The legislation, which is designed to pave the way for lower electric rates for two industrial customers in the Bootheel region, now heads to the full House for further debate, probably Wednesday. If approved, the process would then shift to the Senate, where similar proposals have floundered in recent years.

The forward progress of the controversial plan came as Greitens, a Republican, held a fourth campaign-style rally in as many days aimed at generating support for the changes he is seeking to the state’s electricity regulating agency.

After speaking on the steps of the Capitol, Greitens led attendees through the building to lobby senators who may block the bill.

Rallygoers either spoke with lawmakers directly or signed fliers reading “We don’t want welfare, we want to work”and taped them to the office doors of opponents such as Sen. Doug Libla, R-Poplar Bluff.

The measure would allow the state Public Service Commission to approve lower electric rates for an aluminum smelter and steel mill operation. But critics say that by loosening the regulatory process around Ameren Missouri, the monopoly utility could ultimately end up charging more to regular individual ratepayers.

The smelter would be situated at the former Noranda facility, near Marston, which was purchased out of bankruptcy by a Switzerland-based firm last year.

The steel mill owner has signed a confidentiality agreement to keep the company identity under wraps as it competes with other sites in New York and West Virginia, lawmakers said.

Democrats were uneasy about the secrecy, especially when it could result in higher electric bills for customers of Ameren.

“This is a tax. We’re charging Ameren customers extra money in order to help some mystery company,” said Rep. Tracy McCreery, D-Olivette.

Cara Spencer of the Consumers Council of Missouri said even small increases in utility prices could affect poorer residents.

“Household energy is not a luxury. What we’re looking at here is a tax increase,” Spencer said.

Greitens dismissed those concerns while speaking to reporters Tuesday.

“We’ve heard a lot of excuses from a lot of career politicians about why they didn’t do their job,” Greitens said. “We want affordable energy for everybody, for families and for businesses that want to open here in Missouri.”

The measure moved out of the House Utilities Committee on a 10-3 vote.

Rep. Don Rone, R-Portageville, who is sponsoring the legislation, said the steel mill would invest between $80 million and $100 million in a plant to be situated in an industrial park in New Madrid.

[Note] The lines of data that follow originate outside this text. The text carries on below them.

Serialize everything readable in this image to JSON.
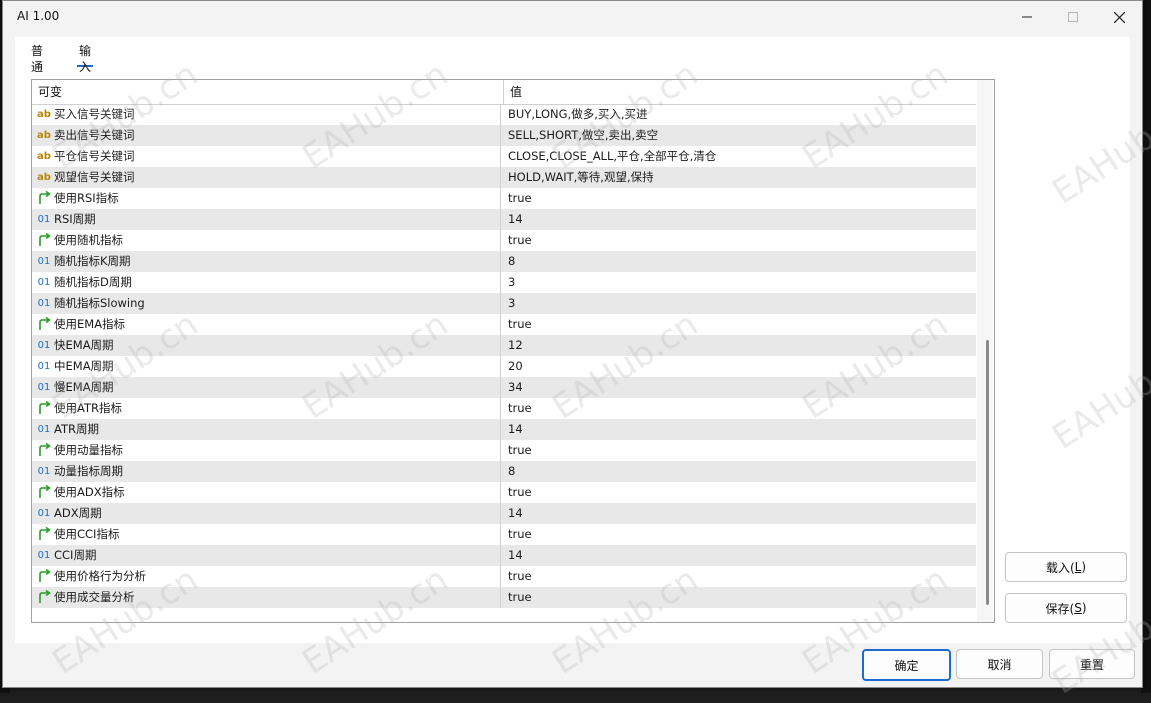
{
  "window": {
    "title": "AI 1.00"
  },
  "tabs": [
    {
      "label": "普通"
    },
    {
      "label": "输入"
    }
  ],
  "grid": {
    "header_name": "可变",
    "header_value": "值",
    "rows": [
      {
        "icon": "ab",
        "name": "买入信号关键词",
        "value": "BUY,LONG,做多,买入,买进"
      },
      {
        "icon": "ab",
        "name": "卖出信号关键词",
        "value": "SELL,SHORT,做空,卖出,卖空"
      },
      {
        "icon": "ab",
        "name": "平仓信号关键词",
        "value": "CLOSE,CLOSE_ALL,平仓,全部平仓,清仓"
      },
      {
        "icon": "ab",
        "name": "观望信号关键词",
        "value": "HOLD,WAIT,等待,观望,保持"
      },
      {
        "icon": "bool",
        "name": "使用RSI指标",
        "value": "true"
      },
      {
        "icon": "01",
        "name": "RSI周期",
        "value": "14"
      },
      {
        "icon": "bool",
        "name": "使用随机指标",
        "value": "true"
      },
      {
        "icon": "01",
        "name": "随机指标K周期",
        "value": "8"
      },
      {
        "icon": "01",
        "name": "随机指标D周期",
        "value": "3"
      },
      {
        "icon": "01",
        "name": "随机指标Slowing",
        "value": "3"
      },
      {
        "icon": "bool",
        "name": "使用EMA指标",
        "value": "true"
      },
      {
        "icon": "01",
        "name": "快EMA周期",
        "value": "12"
      },
      {
        "icon": "01",
        "name": "中EMA周期",
        "value": "20"
      },
      {
        "icon": "01",
        "name": "慢EMA周期",
        "value": "34"
      },
      {
        "icon": "bool",
        "name": "使用ATR指标",
        "value": "true"
      },
      {
        "icon": "01",
        "name": "ATR周期",
        "value": "14"
      },
      {
        "icon": "bool",
        "name": "使用动量指标",
        "value": "true"
      },
      {
        "icon": "01",
        "name": "动量指标周期",
        "value": "8"
      },
      {
        "icon": "bool",
        "name": "使用ADX指标",
        "value": "true"
      },
      {
        "icon": "01",
        "name": "ADX周期",
        "value": "14"
      },
      {
        "icon": "bool",
        "name": "使用CCI指标",
        "value": "true"
      },
      {
        "icon": "01",
        "name": "CCI周期",
        "value": "14"
      },
      {
        "icon": "bool",
        "name": "使用价格行为分析",
        "value": "true"
      },
      {
        "icon": "bool",
        "name": "使用成交量分析",
        "value": "true"
      }
    ]
  },
  "buttons": {
    "load": {
      "label": "载入(",
      "hotkey": "L",
      "end": ")"
    },
    "save": {
      "label": "保存(",
      "hotkey": "S",
      "end": ")"
    },
    "ok": "确定",
    "cancel": "取消",
    "reset": "重置"
  },
  "watermark": "EAHub.cn",
  "colors": {
    "accent": "#1c6bd1",
    "string_icon": "#b8860b",
    "int_icon": "#1f6fc4",
    "bool_icon": "#2a9d2a"
  }
}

Specifically, Rone’s legislation would allow the PSC to approve a special rate for the two facilities not based on the actual cost of service. The legislation would prohibit the commission from modifying or rescinding the rate for 10 years.

“It sounds like this bill is a good investment,” said Rep. Bruce DeGroot, R-Chesterfield.

Missourians at the rally said job loss had severely crippled the region, with families forced to move elsewhere and local schools losing money.

“Locally, we’ve done all we can do,” said Donnie Brown, a New Madrid resident and former mayor who rode nearly five hours on a bus with his family to attend the rally. “We don’t want southeast Missouri to become a ghost town.”

The buses that brought residents from southeast Missouri to lobby for the change were bankrolled by A New Missouri Inc., a controversial nonprofit formed by Greitens’ close political advisers.